UN Agency Working On Tech Standards To Get Rid Of Anonymity
from the that-doesn't-seem-good dept
Declan McCullagh has a somewhat scary report about how the UN’s International Telecommunication Union has been quietly working away on a proposal for new core internet technology that would allow a “traceback mechanism” to effectively get rid of anonymity, and allow those with access to identify who provided any particular piece of content. Not surprisingly, the proposal for such a technology was first suggested by a Chinese official, who has long tried to control the use of the internet in that country. The leaked documents related to this effort even indicate that one potential reason for such a mechanism would be to crack down on gov’t opposition.
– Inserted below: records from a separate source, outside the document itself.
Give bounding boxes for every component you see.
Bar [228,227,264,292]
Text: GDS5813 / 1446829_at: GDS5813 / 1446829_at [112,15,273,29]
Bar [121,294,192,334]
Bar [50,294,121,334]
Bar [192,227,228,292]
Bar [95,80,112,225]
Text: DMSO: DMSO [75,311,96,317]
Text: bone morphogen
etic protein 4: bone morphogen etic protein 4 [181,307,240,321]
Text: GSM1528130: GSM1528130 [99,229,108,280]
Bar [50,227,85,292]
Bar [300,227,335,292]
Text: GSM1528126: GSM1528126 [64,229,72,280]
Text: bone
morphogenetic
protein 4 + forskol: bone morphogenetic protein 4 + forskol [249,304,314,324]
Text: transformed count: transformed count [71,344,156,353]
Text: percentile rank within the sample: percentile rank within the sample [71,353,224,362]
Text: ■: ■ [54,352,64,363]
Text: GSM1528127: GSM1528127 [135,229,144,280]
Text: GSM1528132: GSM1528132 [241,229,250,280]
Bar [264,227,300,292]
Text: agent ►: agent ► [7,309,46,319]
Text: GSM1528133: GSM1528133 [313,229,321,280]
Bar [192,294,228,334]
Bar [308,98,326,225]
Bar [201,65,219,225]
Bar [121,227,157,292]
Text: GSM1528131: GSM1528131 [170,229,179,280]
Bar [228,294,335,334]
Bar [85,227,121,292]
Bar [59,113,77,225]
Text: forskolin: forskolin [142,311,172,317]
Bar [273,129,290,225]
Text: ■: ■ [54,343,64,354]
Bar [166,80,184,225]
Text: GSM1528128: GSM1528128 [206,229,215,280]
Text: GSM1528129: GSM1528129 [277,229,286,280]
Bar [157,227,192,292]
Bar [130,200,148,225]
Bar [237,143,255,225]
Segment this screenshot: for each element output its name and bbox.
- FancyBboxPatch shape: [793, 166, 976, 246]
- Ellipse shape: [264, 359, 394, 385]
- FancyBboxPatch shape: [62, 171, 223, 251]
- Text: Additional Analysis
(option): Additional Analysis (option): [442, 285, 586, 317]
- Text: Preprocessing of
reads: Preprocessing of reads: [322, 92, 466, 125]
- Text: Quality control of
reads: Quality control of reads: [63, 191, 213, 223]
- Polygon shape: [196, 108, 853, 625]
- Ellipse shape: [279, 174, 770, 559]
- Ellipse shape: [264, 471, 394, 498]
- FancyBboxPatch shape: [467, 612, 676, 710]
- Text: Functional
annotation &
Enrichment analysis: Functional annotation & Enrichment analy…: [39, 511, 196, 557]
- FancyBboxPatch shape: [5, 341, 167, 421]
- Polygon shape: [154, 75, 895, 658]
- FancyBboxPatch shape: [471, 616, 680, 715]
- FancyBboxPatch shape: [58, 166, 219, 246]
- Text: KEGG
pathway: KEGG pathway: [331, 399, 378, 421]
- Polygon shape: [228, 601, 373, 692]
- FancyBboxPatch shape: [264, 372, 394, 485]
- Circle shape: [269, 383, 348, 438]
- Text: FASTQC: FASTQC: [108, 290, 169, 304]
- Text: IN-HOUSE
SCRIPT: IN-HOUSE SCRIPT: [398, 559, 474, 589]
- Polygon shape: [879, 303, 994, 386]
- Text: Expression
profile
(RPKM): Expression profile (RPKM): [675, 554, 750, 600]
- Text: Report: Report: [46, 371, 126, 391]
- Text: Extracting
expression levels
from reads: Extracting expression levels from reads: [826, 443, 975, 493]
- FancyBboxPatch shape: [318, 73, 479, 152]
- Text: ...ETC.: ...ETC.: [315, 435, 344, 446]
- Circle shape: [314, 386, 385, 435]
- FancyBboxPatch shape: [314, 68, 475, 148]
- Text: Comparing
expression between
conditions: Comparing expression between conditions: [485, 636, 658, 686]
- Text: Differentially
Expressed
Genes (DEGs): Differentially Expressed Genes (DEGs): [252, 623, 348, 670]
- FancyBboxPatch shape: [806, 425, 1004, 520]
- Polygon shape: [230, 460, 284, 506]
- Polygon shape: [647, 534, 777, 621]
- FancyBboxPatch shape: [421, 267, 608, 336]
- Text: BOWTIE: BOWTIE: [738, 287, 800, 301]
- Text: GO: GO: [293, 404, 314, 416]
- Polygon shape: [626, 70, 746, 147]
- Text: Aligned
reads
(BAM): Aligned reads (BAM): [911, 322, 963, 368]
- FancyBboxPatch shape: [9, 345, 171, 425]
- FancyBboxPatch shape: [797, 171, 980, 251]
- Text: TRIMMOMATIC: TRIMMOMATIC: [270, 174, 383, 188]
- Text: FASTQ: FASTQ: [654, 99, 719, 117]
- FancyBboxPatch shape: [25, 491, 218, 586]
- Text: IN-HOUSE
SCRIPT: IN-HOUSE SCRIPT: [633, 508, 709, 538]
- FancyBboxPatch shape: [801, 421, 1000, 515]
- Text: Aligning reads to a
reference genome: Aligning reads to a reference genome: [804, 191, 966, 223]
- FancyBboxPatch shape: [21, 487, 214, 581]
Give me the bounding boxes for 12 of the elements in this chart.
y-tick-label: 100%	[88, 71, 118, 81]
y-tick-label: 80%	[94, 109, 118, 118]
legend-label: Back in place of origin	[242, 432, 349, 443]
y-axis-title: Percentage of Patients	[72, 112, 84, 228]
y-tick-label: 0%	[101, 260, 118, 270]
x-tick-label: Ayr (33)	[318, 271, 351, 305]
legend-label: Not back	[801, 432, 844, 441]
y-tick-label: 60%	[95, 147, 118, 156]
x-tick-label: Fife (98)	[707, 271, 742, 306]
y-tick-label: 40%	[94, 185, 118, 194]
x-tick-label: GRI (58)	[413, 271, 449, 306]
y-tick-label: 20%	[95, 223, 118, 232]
It is true that not everyone agrees that anonymity is a good thing, but it’s taking it to another level to try to block out the possibility of anonymity altogether. While some are trying to position this as way to track down “bad” players (such as those running DoS attacks), the problem is that the definition of who’s “bad” may depend heavily on who’s in control. Regardless of whether any such anti-anonymous technology gets very far, pursuing it is probably a wasted effort. Plenty of folks have already learned to spoof and hide themselves and pretend to be others. It wouldn’t take long for the same thing to happen with any “traceback mechanism” as well. Also, as the article notes, the ITU has no power over the internet these days, but has been pushing to get more power, which is why it’s worth following what they’re discussing behind the scenes.